Sustainable Endowments Institute will focus attention on green-themed Billion Dollar Challenge
April 3, 2012
2 min read

The Sustainable Endowments Institute is suspending publication of its College Sustainability Report Card.

The Green Report Card, as it is also known, began in 2007 providing evaluations of campus and endowment sustainability programs. The GreenReportCard.org website has more than 20,000 pages of in-depth data collected over the past five years.

The institute says the data showed that many colleges and universities were not taking full advantage of the economic and environmental benefits offered by energy efficiency upgrades.

The institute say it will focus its efforts on facilitating large-scale investment in energy efficiency through the Billion Dollar Green Challenge, which was launched in October 2011.

“We’re suspending work on the Green Report Card in order to channel our efforts to helping decision-makers utilize green revolving funds to cut costs and reduce greenhouse gas emissions,” says Mark Orlowski, founder and executive director of the Institute. “We want to encourage colleges, universities and other institutions to invest in energy efficiency retrofits by transforming them from perceived expenses to high-return investment opportunities.”

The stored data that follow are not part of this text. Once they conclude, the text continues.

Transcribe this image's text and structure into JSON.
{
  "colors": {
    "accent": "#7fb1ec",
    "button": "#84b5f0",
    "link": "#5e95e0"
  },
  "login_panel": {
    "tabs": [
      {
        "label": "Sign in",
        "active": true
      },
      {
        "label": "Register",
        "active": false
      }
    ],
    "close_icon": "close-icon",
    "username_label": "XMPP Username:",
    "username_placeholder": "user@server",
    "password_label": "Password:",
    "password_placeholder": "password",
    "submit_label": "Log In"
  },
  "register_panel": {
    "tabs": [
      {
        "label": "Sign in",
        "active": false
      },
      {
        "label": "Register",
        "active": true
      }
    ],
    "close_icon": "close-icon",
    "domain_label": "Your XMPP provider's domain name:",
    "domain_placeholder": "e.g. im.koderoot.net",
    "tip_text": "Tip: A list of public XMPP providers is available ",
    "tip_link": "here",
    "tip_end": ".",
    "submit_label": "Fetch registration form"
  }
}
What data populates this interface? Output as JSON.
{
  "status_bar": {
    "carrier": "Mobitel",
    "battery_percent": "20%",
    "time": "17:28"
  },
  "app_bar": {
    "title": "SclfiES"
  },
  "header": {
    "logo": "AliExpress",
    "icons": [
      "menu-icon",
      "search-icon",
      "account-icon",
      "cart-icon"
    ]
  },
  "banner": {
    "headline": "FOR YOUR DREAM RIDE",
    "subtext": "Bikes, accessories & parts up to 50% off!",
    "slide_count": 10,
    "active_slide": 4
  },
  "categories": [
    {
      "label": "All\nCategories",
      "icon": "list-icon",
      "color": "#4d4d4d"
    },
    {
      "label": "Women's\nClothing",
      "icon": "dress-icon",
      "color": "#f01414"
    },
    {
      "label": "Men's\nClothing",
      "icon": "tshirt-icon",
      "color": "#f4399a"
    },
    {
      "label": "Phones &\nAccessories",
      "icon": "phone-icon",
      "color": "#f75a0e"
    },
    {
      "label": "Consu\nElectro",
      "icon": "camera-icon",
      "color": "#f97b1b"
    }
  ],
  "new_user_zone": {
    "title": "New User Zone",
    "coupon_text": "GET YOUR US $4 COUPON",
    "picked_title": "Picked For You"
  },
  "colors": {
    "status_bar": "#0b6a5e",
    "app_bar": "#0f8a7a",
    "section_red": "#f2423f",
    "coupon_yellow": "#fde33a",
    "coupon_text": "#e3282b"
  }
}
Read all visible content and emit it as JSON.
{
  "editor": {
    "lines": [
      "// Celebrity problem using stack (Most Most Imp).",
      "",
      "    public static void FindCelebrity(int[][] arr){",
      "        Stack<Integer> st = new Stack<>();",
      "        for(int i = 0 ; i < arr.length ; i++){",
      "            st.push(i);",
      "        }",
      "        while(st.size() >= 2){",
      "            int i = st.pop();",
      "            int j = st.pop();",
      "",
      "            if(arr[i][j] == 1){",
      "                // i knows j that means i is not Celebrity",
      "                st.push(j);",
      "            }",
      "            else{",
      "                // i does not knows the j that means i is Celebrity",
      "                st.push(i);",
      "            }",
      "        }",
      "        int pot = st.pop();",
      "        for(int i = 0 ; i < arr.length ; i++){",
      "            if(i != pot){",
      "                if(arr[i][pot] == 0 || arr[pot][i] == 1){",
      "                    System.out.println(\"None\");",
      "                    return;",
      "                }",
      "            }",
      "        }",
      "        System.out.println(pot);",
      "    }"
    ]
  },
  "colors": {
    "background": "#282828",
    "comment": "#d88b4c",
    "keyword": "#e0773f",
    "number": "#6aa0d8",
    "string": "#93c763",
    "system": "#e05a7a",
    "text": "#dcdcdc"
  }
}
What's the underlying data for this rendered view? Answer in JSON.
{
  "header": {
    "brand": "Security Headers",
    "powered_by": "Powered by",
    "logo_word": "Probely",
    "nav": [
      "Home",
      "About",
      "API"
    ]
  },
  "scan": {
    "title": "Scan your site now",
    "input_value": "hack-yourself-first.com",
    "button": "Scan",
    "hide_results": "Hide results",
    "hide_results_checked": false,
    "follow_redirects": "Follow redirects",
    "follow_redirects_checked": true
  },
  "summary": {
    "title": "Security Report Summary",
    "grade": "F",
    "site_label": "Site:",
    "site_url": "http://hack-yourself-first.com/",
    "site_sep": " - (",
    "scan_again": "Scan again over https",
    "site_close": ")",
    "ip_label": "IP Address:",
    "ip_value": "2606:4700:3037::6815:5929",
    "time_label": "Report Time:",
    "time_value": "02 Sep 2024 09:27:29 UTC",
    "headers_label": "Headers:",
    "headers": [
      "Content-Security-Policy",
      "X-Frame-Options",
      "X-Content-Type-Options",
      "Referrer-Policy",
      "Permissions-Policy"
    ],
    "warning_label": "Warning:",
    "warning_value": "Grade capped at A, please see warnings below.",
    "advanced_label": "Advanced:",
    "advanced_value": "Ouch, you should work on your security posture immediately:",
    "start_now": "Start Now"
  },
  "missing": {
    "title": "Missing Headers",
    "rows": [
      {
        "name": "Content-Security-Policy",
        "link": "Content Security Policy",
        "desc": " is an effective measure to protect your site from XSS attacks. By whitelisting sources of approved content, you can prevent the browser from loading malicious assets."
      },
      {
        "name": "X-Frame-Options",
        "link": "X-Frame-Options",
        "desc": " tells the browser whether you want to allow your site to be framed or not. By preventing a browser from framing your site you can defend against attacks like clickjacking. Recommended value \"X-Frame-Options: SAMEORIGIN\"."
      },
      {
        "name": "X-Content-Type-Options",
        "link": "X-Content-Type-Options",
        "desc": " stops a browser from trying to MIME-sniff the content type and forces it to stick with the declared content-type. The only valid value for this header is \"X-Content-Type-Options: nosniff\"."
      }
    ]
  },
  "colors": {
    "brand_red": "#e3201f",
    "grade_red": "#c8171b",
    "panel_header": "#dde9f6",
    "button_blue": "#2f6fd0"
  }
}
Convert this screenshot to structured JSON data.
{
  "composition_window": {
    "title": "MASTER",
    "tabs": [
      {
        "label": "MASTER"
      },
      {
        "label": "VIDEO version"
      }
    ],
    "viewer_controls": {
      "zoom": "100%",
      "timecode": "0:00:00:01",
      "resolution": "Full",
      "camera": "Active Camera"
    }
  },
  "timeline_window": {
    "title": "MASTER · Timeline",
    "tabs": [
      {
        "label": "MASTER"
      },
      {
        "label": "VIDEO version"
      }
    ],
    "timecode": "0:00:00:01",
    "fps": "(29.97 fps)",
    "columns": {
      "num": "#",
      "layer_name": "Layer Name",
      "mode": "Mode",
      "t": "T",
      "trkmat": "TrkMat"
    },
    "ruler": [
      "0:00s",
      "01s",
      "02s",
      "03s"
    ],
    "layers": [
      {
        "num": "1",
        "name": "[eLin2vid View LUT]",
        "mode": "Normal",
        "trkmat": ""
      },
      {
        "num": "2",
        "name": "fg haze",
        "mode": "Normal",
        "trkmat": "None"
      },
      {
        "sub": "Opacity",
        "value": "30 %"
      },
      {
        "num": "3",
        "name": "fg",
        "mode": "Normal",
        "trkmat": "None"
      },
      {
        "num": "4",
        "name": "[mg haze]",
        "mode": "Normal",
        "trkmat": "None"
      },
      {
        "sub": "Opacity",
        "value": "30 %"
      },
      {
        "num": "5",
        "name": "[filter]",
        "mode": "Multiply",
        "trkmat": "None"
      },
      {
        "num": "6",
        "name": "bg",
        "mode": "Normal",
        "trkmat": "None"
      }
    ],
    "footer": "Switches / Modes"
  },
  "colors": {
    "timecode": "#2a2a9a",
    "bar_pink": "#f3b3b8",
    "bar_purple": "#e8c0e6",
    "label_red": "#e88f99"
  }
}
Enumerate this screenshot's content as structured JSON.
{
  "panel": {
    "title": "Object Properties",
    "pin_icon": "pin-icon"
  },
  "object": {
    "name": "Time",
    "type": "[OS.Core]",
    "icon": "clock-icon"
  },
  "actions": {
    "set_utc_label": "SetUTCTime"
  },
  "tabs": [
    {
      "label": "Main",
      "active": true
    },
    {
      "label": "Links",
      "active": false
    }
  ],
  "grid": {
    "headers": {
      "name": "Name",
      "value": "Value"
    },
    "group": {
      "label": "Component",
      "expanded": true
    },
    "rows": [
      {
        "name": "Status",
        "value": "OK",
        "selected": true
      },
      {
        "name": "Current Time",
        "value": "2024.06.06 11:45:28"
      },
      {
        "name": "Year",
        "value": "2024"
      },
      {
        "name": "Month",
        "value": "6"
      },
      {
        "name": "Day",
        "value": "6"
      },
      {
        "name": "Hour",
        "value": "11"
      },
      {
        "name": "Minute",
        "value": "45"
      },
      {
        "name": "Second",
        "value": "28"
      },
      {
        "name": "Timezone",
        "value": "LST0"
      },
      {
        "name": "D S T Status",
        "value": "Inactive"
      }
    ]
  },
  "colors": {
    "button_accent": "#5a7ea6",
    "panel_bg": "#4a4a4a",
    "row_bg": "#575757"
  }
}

The Billion Dollar Green Challenge encourages higher-education institutions to invest a combined total of $1 billion, within two years, in self‐managed green revolving funds that finance energy efficiency improvements.

Green revolving funds invest in energy-efficiency projects that reduce consumption; the money saved in re-invested in future projects. Colleges and universities that join the challenge will reduce operating expenses and greenhouse gas emissions, and generate funds for future projects.

So far, 35 institutions have committed a total of $83 million for the challenge. They range from Daemen College in Amherst, N.Y., which has committed $26,000, to the University of Vermont in Burlington, which has committed $13 million.

The challenge has 34-member advisory council that offers technical assistance, best practices sharing, access to an advanced web-based tool for managing green revolving funds, project-specific data from peer institutions, and specialized webinars and conferences.